As of now, the officer has been put on paid leave, which is standard protocol for the department after shooting incidents, as state police continue their criminal investigation.
Both Michigan Gov. Gretchen Whitmer and Kent County Prosecuting Attorney Chris Becker promised the public a thorough and transparent investigation is taking place.
Before the video was released to the public Wednesday, hundreds of Grand Rapids residents protested in the days following Lyoya’s death, demanding that the officer be held responsible for his actions. The city has increased security around the area in response, Michigan Public Radio reported.
Several members of Lyoya’s family, who have participated in demonstrations throughout the city, including a candlelight vigil held last Saturday, demanded the release of the video over the weekend, according to local news outlet MLive. The family had seen the video just days after the shooting.
“I don’t want the video to be edited,” Lyoya’s father, Peter, told the outlet at the time. “I want people to see the way my son was killed. I want the entire world to see how my son was executed.”
“I saw the video and could not sleep,” Israel Siku, the family’s pastor and interpreter, told people at a community forum, according to CNN.

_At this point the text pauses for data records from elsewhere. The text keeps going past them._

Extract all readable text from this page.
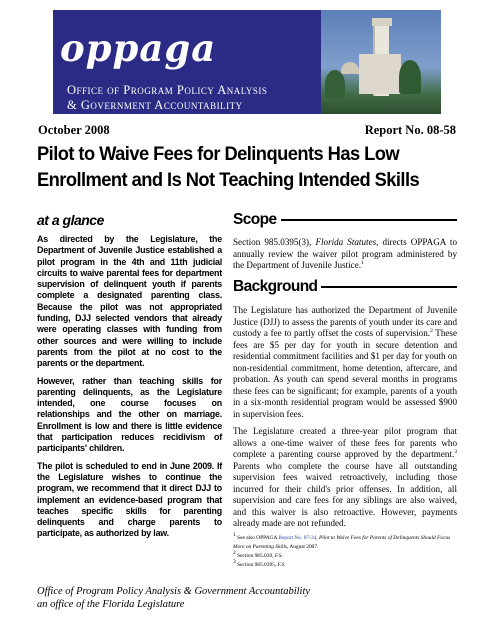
oppaga
Office of Program Policy Analysis
& Government Accountability
October 2008	Report No. 08-58
Pilot to Waive Fees for Delinquents Has Low
Enrollment and Is Not Teaching Intended Skills
at a glance

As directed by the Legislature, the Department of Juvenile Justice established a pilot program in the 4th and 11th judicial circuits to waive parental fees for department supervision of delinquent youth if parents complete a designated parenting class. Because the pilot was not appropriated funding, DJJ selected vendors that already were operating classes with funding from other sources and were willing to include parents from the pilot at no cost to the parents or the department.

However, rather than teaching skills for parenting delinquents, as the Legislature intended, one course focuses on relationships and the other on marriage. Enrollment is low and there is little evidence that participation reduces recidivism of participants' children.

The pilot is scheduled to end in June 2009. If the Legislature wishes to continue the program, we recommend that it direct DJJ to implement an evidence-based program that teaches specific skills for parenting delinquents and charge parents to participate, as authorized by law.

Scope

Section 985.0395(3), Florida Statutes, directs OPPAGA to annually review the waiver pilot program administered by the Department of Juvenile Justice.$^1$

Background

The Legislature has authorized the Department of Juvenile Justice (DJJ) to assess the parents of youth under its care and custody a fee to partly offset the costs of supervision.$^2$ These fees are $5 per day for youth in secure detention and residential commitment facilities and $1 per day for youth on non-residential commitment, home detention, aftercare, and probation. As youth can spend several months in programs these fees can be significant; for example, parents of a youth in a six-month residential program would be assessed $900 in supervision fees.

The Legislature created a three-year pilot program that allows a one-time waiver of these fees for parents who complete a parenting course approved by the department.$^3$ Parents who complete the course have all outstanding supervision fees waived retroactively, including those incurred for their child's prior offenses. In addition, all supervision and care fees for any siblings are also waived, and this waiver is also retroactive. However, payments already made are not refunded.

$^1$ See also OPPAGA Report No. 07-34, Pilot to Waive Fees for Parents of Delinquents Should Focus More on Parenting Skills, August 2007.
$^2$ Section 985.039, F.S.
$^3$ Section 985.0395, F.S.
Office of Program Policy Analysis & Government Accountability
an office of the Florida Legislature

Ben Crump, the civil rights attorney who has represented countless families who’ve lost loved ones to police violence, is representing Lyoya’s family.
“The video clearly shows that this was an unnecessary, excessive, and fatal use of force against an unarmed Black man who was confused by the encounter and terrified for his life,” Crump said in a statement Wednesday. “It should be noted that Patrick never used violence against this officer even though the officer used violence against him in several instances for what was a misdemeanor traffic stop.”
Cle Jackson, president of the Grand Rapids’ NAACP chapter, said that the officer shouldn’t have resorted to using fatal force.
“If [Lyoya] was such a threat to this community, I’m sure local law enforcement agents would have probably apprehended him later that day, or within the week. It’s as simple as that,” Jackson said at a press conference Wednesday.
“The brutal and senseless death of Patrick Lyoya is the result of a police interaction that unnecessarily escalated to violence, the reflection of a policing culture that relies on enforcement and tolerates violent responses to nonviolent situations,” Michigan ACLU Executive Director Loren Khogali said Wednesday.